Crown prince Mohammed bin Salman of Saudi Arabia gave the impression of having swallowed a spreadsheet during his midweek interview with Fox News. Every answer he gave seemed to have a statistic attached. He reeled off figures comparing the economic growth of his country and South Korea. He estimated the level of annual profits in the global esports sector. He said he had a target to grow Saudi’s sports industry to 1.5% of national GDP. If that meant being accused of sportswashing, he added, then so be it.

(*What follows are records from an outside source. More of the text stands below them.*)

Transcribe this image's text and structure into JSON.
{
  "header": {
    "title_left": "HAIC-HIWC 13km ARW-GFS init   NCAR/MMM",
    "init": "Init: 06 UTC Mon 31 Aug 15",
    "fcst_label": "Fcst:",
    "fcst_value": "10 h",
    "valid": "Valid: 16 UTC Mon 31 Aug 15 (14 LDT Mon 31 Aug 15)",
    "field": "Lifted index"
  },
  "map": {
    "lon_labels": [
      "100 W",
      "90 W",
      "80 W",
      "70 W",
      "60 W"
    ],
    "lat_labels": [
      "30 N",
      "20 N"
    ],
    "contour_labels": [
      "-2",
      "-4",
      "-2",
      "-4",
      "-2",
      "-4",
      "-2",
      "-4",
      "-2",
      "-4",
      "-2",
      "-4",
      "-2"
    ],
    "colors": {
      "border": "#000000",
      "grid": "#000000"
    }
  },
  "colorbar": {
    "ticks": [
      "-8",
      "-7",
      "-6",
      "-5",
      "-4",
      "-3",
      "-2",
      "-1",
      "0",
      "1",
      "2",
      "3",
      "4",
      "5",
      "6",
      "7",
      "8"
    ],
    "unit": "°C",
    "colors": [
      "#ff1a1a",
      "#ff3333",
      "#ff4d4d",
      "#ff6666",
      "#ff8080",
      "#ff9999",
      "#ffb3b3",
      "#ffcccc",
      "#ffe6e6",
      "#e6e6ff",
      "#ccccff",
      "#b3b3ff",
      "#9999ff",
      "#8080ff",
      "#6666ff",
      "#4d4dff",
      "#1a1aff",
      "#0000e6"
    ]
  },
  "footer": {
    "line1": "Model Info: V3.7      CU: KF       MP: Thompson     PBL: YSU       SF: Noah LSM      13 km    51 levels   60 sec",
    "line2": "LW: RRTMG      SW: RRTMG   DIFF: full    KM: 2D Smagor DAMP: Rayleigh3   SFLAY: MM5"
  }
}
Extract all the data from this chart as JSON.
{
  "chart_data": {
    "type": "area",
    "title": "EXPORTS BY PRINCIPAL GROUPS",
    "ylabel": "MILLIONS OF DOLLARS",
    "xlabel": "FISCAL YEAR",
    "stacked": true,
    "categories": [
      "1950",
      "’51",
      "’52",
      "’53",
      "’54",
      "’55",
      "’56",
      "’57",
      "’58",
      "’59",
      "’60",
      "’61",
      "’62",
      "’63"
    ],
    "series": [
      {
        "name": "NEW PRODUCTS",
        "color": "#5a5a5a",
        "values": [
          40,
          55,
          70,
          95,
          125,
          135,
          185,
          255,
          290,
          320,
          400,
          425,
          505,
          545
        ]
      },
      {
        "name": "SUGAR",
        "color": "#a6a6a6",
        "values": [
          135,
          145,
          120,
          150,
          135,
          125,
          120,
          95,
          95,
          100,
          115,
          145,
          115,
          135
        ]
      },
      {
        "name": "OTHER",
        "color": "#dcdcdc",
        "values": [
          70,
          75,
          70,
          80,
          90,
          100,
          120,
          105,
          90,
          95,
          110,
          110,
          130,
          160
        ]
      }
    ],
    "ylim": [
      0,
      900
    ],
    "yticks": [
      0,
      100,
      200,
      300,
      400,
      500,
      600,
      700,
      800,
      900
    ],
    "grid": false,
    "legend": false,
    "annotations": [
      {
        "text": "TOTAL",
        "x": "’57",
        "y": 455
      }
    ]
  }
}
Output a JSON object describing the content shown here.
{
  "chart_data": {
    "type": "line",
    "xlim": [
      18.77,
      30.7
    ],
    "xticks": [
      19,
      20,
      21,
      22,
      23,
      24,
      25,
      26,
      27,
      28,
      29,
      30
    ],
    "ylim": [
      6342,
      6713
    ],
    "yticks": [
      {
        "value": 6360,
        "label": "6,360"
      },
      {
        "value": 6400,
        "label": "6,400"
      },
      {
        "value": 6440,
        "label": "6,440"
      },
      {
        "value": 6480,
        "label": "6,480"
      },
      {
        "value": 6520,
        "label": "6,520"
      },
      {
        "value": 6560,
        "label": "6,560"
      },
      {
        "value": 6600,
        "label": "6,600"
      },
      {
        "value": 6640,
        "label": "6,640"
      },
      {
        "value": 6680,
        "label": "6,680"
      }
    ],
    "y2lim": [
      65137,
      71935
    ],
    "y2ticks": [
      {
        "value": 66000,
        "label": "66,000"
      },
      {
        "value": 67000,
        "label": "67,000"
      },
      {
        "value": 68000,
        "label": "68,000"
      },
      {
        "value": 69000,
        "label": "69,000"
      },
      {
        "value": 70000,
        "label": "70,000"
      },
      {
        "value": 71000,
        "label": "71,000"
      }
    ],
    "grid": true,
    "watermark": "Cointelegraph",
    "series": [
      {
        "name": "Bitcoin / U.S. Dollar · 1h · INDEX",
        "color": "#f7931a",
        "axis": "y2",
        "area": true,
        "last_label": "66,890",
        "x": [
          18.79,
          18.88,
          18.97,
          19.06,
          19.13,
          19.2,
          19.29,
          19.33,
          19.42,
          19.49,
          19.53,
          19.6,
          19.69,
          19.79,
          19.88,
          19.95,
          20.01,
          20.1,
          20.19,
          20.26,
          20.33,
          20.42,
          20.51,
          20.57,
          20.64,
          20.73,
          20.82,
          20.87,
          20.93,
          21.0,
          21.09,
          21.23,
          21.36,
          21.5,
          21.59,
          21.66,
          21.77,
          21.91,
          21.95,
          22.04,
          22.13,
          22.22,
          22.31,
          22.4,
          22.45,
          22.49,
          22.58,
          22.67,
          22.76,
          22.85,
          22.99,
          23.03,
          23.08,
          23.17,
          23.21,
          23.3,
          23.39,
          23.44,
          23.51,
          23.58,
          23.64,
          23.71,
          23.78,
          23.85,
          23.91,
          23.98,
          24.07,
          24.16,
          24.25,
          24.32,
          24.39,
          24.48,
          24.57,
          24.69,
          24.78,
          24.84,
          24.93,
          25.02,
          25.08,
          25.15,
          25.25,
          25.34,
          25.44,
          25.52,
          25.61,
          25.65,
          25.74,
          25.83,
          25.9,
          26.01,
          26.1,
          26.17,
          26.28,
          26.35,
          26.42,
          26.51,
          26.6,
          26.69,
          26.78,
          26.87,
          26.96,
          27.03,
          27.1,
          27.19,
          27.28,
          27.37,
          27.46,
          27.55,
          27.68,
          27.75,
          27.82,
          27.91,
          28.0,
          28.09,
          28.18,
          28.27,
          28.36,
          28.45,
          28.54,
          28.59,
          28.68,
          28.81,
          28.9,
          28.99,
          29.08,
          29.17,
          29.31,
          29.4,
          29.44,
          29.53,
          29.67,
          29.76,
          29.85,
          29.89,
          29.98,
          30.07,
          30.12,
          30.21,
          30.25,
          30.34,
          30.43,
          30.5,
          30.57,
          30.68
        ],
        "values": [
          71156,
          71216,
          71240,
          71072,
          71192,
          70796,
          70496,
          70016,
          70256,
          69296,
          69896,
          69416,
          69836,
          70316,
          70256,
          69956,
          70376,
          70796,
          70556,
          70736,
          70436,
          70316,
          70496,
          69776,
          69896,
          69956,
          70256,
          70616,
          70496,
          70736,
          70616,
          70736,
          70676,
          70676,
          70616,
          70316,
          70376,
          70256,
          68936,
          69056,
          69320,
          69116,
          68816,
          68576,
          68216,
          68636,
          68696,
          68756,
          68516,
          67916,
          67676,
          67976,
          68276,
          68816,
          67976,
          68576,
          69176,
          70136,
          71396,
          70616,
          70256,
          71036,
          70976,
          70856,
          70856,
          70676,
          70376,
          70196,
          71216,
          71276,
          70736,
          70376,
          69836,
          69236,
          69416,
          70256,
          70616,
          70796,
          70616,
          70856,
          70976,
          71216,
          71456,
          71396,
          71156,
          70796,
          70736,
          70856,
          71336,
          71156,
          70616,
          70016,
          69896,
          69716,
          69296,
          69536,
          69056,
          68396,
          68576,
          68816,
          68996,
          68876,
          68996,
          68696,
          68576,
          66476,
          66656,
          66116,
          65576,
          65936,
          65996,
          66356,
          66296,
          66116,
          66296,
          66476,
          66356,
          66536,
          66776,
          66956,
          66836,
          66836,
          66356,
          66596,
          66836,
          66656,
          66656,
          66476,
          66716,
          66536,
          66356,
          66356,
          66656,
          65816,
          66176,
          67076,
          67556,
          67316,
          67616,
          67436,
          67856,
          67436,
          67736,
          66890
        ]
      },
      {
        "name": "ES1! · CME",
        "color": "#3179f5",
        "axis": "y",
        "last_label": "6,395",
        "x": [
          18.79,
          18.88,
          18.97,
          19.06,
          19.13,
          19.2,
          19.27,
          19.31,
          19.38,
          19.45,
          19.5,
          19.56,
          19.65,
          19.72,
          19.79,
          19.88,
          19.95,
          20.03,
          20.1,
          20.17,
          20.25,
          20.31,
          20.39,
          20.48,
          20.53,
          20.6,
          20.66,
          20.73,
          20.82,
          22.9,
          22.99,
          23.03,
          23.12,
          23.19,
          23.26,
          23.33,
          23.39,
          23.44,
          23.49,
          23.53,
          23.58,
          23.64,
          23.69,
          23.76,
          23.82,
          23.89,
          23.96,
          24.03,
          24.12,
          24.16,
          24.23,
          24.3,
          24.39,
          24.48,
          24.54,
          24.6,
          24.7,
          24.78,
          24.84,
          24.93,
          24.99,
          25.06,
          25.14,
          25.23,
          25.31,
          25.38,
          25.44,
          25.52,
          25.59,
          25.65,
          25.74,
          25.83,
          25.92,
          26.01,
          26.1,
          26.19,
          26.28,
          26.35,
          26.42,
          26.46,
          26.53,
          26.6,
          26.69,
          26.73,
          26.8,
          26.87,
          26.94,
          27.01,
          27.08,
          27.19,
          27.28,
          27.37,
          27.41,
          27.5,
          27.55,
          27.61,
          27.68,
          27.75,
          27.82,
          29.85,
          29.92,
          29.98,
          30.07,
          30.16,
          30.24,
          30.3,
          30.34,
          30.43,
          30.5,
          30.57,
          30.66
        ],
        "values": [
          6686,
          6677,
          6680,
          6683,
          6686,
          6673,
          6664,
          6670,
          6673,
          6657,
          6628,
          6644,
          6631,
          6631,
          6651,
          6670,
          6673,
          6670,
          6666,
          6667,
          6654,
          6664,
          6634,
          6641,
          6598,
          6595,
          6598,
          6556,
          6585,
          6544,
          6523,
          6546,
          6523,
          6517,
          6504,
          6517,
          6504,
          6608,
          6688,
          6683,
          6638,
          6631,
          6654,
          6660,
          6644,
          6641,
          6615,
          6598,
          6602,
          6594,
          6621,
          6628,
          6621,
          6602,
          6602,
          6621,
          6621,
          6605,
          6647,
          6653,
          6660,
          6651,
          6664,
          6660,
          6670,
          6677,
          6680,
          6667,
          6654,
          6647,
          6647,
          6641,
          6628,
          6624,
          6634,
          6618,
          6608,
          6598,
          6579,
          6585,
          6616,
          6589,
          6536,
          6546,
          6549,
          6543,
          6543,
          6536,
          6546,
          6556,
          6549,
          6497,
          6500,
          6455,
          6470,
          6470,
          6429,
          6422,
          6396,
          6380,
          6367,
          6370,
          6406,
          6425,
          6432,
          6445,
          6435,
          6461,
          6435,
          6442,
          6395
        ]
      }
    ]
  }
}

“If sport washing is going to increase my GDP by way of 1%, then I will continue doing sport washing,” Bin Salman told Fox’s man by the Red Sea, Bret Baier. “I don’t care … I’m aiming for another 1.5%. Call it whatever you want, we’re going to get that 1.5%.”
Baier’s response to Bin Salman’s stats blizzard was positive. “You’re a data guy,” he observed, beaming. In fact the crown prince was received positively by his interlocutor throughout. Bin Salman was “a visionary leader”, according to Baier at the top of the interview. “I have talked to a lot of your citizens and that’s how they describe you,” he said. “And you didn’t even plant them!”
It may be that the possibility of an unchallenging encounter proved persuasive when Bin Salman was deciding whether to undertake his first full interview in English since becoming Saudi’s de facto ruler in 2017. It is certainly the case that the rightwing American broadcaster was the place to make off-the-cuff jokes about sportswashing.
The practice of using sport to rehabilitate a country’s reputation (in this case one that casts Saudi under Bin Salman as one of the most repressive regimes in the world, where people can be sentenced to death for tweeting) is a phenomenon observed many times in recent years, particularly in reference to last year’s World Cup in Qatar.
Anyone who visited Doha for the World Cup will be familiar with defensive arguments against sportswashing: of accusations of selective criticism on the part of western media and human rights organisations; of hypocrisy when it comes to westerners recognising failings in their own countries. These arguments can be heard in Saudi Arabia too, but at far lower volume. Instead those involved in the grand Saudi sporting project are likely to react as Bin Salman did to accusations of sportswashing. They are simply not threatened by the term.
The majority of Bin Salman’s interview with Baier perhaps showed why. In the main it concentrated on his increasingly prominent role as global statesman. The crown prince spoke of his hopes for the normalisation of relations between his country and Israel, dependent on a brighter future for the Palestinian people. He defended President Xi of China and talked up the Brics group of nations.
The range of topics reflected the fact that Saudi Arabia is now a geopolitical power in a multipolar world. It is also, still, one of the planet’s largest sources of oil and a country that, by restricting production alongside Russia this summer, can drive the price up by a third in a matter of months. Saudi has money, power and influence, and while the first of these remains there is little reason to think the last two will fall away.
Saudi Arabia doesn’t need sport to distract from its human rights record as it will face no consequences for its actions in the first place. But that is not to say that it is immune to criticism, or that it is guaranteed Bin Salman’s visions will come to pass.
Baier met the crown prince on the island of Sindalah, one of the numerous districts that are to form part of the new mega city of Neom. Baier called Sindalah “incredibly beautiful”; what footage viewers were shown suggested a golf course in the middle of a building site. The successful delivery of Neom and other “gigaprojects” are central to Bin Salman’s dream of a new Saudi Arabia. It is also potentially a grand folly, and one that will certainly not come cheap.
As for the sport, success is not assured there either. The Saudis aren’t short on statistics for their aspirations here and this is particularly true of football. There are targets to become a top-10 footballing nation and a top-five professional league. But other numbers, related to the newly revamped Saudi Pro League, show an average of just 8,500 spectators at matches, fewer than Swindon Town are getting in League Two.
Equally the financial lure of the competition revealed its limits when Liverpool saw fit to say no to $215m for Mohamed Salah and Kylian Mbappé turned the Pro League down flat. Opinions as to the success or otherwise of Saudi’s LIV Golf project vary, meanwhile, but a proposed merger with PGA golf – decried as a hostile Saudi takeover – may yet be held up by US authorities.
Bin Salman’s bluff dismissal of sportswashing reflected his self-confidence, something born both of privilege and the real and growing power he has in the world. It was also perhaps a mistake. A moment revealing of his inexperience as a leader, it was a quip Bin Salman didn’t need to make and something that those sceptical of Saudi Arabia’s global ambitions will surely remember.